By Peter Kaplan and Sinead Carew
WASHINGTON/NEW YORK (Reuters) - A U.S. trade agency on Thursday banned imports of future advanced cell phone models using Qualcomm Inc. (QCOM.O: Quote, Profile , Research) chips, potentially hurting the country's biggest wireless services.
The International Trade Commission's ban, which is being appealed, exempts models already being sold. The ITC said the Qualcomm chips infringed a patent owned by Broadcom Corp. (BRCM.O: Quote, Profile , Research).
Qualcomm and Verizon Wireless, the second-biggest U.S. mobile service provider, said they planned to ask the Bush administration to invalidate the order and Qualcomm said it would seek an emergency stay from the U.S. Federal Circuit Court of Appeals, which specializes in patent cases.

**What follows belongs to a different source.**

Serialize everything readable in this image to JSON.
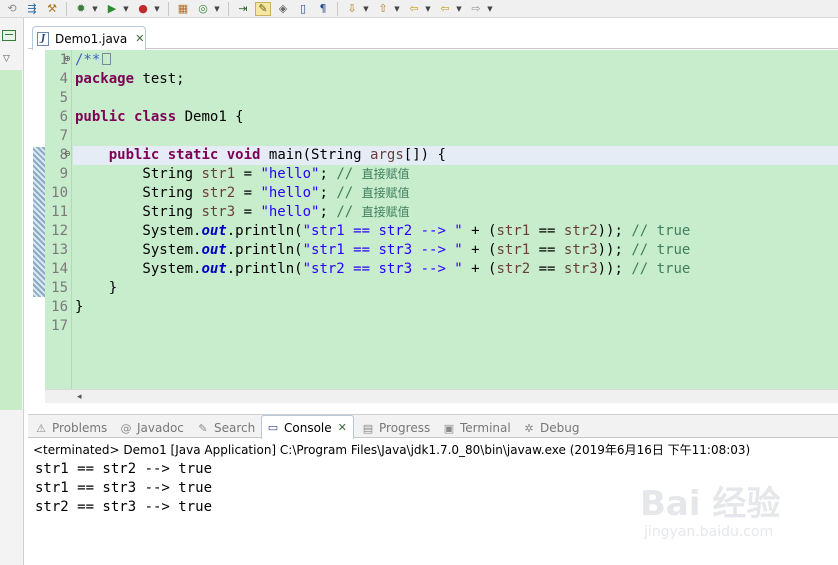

Shares of Qualcomm rose as much as 2.4 percent after the news as some investors had feared an even tougher ban that would include existing as well as future phones.
Paul Jacobs, chief executive of Qualcomm, said the ITC had overstepped its authority with a ban he said would stop the sale of "tens of millions" of phones in the future.
"This remedy decision by the ITC was wrong," Jacobs said on a conference call with analysts. "While there is no short-term disruption to Qualcomm, this decision immediately affects third parties," he said, referring to consumers, service providers and phone manufacturers.
Qualcomm executives said they would look at ways to create designs that would avoid infringing the Broadcom patents but said this would take time as manufacturers and service providers would have to approve the changes.